La professoressa Maria Victoria Guevara - sorella di Ernesto Che Guevara - in questi giorni è in Molise. Sono andato ad ascoltarla ieri a Larino, dov'è stata invitata per un incontro con gli studenti. Ho avuto la possibilità di avere con lei uno scambio di idee. Ecco una sintesi della nostra conversazione.
- Professoressa, lo spirito rivoluzionario di cui suo fratello è simbolo universale, può essere una fonte di ispirazione per i giovani di oggi?
Assolutamente sì! I giovani si rivedono ancora in quello spirito, ma viene percepito in maniera diversa a seconda della latitudine. Probabilmente è avvertito con maggior forza dove ci sono contesti più difficili, dove c’è più disagio sociale si sente più forte quello spirito rivoluzionario. Penso che i giovani del sud America non lo percepiscano in modo uguale ai giovani europei.
- Il Che sosteneva che la più grande arma per fare una rivoluzione è la cultura, crede che questo messaggio sia ancora valido oggi, nell'era di internet?
La cultura è un’arma potentissima. Ma non si può parlare di “una” cultura. Le circostanze in cui si vive nel mondo sono completamente diverse l’una dall’altra. Dove ci sono contesti complessi, penso all’Africa, la cultura è un mosaico di varie culture messe insieme, una infinità culturale. In ogni caso la cultura, intesa come equilibrio fra coscienza e conoscenza, rimarrà sempre l’unica arma per creare un nuovo pensiero.
- Come valuta la mobilitazione mondiale dei giovani contro il cambiamento climatico? La questione ambientale è connessa alla lotta alla disuguaglianza sociale?
Certo che sono collegate le cose!
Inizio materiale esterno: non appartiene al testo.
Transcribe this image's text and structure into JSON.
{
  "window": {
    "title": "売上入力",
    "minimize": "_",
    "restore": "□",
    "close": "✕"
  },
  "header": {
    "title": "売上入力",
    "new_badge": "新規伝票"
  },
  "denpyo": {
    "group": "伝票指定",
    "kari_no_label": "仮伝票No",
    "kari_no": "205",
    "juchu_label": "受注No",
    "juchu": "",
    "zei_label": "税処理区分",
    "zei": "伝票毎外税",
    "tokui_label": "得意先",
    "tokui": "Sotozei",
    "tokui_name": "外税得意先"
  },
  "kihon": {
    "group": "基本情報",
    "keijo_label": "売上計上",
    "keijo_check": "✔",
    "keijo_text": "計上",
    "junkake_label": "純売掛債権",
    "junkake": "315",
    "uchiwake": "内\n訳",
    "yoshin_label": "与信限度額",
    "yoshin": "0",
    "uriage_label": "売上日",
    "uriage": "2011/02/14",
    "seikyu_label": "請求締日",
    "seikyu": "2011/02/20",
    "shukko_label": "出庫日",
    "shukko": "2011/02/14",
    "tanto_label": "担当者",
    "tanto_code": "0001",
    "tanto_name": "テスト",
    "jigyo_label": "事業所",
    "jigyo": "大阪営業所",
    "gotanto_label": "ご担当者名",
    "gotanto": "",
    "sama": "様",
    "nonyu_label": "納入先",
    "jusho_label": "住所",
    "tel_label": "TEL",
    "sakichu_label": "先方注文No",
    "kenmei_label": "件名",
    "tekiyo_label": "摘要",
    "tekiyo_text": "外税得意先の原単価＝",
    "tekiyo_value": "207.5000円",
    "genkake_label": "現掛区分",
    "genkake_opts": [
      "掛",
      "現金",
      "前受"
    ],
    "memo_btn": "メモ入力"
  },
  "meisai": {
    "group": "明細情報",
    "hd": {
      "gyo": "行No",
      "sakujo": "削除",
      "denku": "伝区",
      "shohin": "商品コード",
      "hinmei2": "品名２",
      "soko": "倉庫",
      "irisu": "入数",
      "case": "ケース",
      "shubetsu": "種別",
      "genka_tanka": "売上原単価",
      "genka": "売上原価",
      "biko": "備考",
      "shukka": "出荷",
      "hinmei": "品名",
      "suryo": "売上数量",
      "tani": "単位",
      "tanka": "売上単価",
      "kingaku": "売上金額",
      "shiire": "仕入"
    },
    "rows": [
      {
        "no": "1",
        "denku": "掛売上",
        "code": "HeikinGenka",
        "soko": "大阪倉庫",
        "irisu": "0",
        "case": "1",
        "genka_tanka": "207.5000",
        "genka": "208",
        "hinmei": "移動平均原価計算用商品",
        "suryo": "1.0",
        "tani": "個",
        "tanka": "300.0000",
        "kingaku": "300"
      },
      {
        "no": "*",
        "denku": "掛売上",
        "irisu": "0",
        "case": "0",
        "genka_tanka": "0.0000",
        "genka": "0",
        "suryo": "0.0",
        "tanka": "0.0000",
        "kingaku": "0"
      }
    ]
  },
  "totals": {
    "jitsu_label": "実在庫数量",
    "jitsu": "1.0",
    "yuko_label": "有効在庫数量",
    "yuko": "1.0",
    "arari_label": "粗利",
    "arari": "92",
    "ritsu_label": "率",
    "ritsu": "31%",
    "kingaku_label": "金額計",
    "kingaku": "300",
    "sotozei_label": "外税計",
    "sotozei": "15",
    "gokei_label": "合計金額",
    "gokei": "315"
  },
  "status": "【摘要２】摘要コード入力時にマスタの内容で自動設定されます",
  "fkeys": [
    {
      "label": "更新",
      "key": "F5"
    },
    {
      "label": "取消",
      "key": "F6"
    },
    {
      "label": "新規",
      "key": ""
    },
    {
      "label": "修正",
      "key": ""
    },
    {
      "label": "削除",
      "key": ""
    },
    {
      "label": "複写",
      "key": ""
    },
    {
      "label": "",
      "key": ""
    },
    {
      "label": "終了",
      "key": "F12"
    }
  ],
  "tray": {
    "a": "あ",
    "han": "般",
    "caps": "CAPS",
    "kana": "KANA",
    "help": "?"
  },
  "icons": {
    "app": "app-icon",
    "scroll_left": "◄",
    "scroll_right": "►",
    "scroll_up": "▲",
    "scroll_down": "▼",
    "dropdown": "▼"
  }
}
Nei Paesi poveri ci sono poche persone che per rincorrere l’interesse economico depredano le risorse e distruggono l’ambiente. I giovani che manifestano in difesa dell'ambiente fanno bene a usare l'espressione "giustizia climatica". Penso per esempio alla situazione che sta vivendo oggi l’Amazzonia, rovinata dagli interessi dei privati. Per le popolazioni locali quella foresta, quell’ambiente è solo il loro territorio, la terra dove sono nati e dove vogliono vivere in pace.
- Cosa risponde a chi critica il modello cubano definendolo una dittatura?
Non si può criticare un modello politico se non si vive in quel determinato Paese. Bisogna vivere all’interno di un sistema per capirlo ed è difficile spiegarlo perché la cultura, la storia e il contesto sono differenti.
Non si può fare alcun confronto tra Cuba e gli altri sistemi.